Nothing reiterates this on a landing page for Nothing Chats, saying:
…Nothing Chats is built on Sunbird’s platform and all Chats messages are end-to-end encrypted, meaning neither we nor Sunbird can access the messages you’re sending and receiving.
“Wukko” on Twitter/X published (edit: Nitter link) findings that Nothing Chats sends all media attachments, including user images, to Sentry with links to those attachments visible in plain text. Further, “all” data is sent and stored through Firebase, and it’s also completely unencrypted.
Summary:
– Sunbird has access to every message sent and received through the app on your device.
– All of the documents (images, videos, audios, pdfs, vCards…) sent through Nothing Chat AND Sunbird are public.
– Nothing Chats is not end-to-end encrypted.
Separate post, to be a bit more serious. From what I’ve heard, the device will ask for your Apple Credentials, and forward it to Mac servers. Meaning, they will likely have access to everything, via that Mac. iMessage, iCloud, browser data, keyring, Home (eg: cameras), Find My, and so on. No joke, this is a privacy and security nightmare.
I feel like anyone tech savvy enough to be aware of Nothing’s existence won’t even be swayed by this chats feature and the people who want iMessage features won’t even consider this.
If someone wants this kind of janky setup they would better off hosting it themselves but even that has its security and pratical issues. This is just a PR stunt anyways. what ive discovered doing experiments like this found is most users wouldnt be fond of the fact that you’re only routing the iMessages through your email instead of your number
This is an easily predictable outcome. If you are trusting a third party to route ALL of your Apple data through, of course it’s an absolute security and privacy mess.

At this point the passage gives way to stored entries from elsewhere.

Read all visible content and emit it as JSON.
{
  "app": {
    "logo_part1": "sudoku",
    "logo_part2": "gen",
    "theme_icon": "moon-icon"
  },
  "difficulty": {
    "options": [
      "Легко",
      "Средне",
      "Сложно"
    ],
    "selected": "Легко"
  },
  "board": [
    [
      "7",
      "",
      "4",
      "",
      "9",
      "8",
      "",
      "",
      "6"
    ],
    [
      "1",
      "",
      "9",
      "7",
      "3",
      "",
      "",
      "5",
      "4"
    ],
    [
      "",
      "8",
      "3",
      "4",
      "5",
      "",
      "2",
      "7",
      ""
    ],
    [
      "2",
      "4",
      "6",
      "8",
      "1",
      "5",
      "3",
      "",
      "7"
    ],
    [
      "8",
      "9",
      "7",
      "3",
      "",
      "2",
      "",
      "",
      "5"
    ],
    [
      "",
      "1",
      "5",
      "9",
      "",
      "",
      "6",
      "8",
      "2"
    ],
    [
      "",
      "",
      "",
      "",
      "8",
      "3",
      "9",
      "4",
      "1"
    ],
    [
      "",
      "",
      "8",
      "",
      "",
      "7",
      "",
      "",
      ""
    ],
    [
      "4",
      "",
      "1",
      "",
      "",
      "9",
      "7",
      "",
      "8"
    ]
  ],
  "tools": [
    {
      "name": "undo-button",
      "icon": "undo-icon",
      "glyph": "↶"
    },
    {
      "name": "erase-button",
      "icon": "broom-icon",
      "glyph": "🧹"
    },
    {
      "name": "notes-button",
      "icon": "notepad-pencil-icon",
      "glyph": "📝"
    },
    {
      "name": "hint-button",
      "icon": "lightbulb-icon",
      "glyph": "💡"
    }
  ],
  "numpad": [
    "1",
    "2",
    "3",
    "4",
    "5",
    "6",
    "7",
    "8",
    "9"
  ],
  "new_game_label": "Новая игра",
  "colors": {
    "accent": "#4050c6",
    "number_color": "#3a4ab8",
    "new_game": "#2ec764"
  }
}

As soon as I saw this “feature” announced I expected this outcome. Though the issues being publicly exposed did happen faster than expected.
The real scandal here is the promise of everything being E2EE when that was never true. Sunbird and Nothing flat out lied. I hope someone sues them both.
While disappointing, as I do think services such as Beeper and Sunbird were on track to be good apps to fix the iMessage issue, there would always be the privacy and security concern of singing into a mac mini server farm. It is even more disappointing to see that they had a security/privacy vulnerability that wasn’t discovered until launch. It shows that Nothing didn’t properly audit Sunbird, which raises questions about their future integrity.
However, I still think that Apple supporting RCS is a step in the right direction and is a win-win for all consumers. I also still like projects like BlueBubbles and will continue to run a BlueBubbles server until RCS is properly integrated and works the same as or better than BlueBubbles.
Well, it looks like Sunbird figured out that security vulnerabilities and unencrypted messages when they say they are encrypted is bad news and has caught up to them. Sunbird announced that they will be temporarily shutting down all of Sunbird’s iMessage services. This PR might mark the end of Sunbird and will probably also negatively affect other iMessage translation services like Beeper.
Sunbird, the app that brings iMessage to Android, has temporarily shut down the service over “security concerns,” as first reported by 9to5Google. In a notice to users, Sunbird says it has “decided to pause Sunbird usage for now” while it investigates reports that its messages aren’t actually end-to-end encrypted.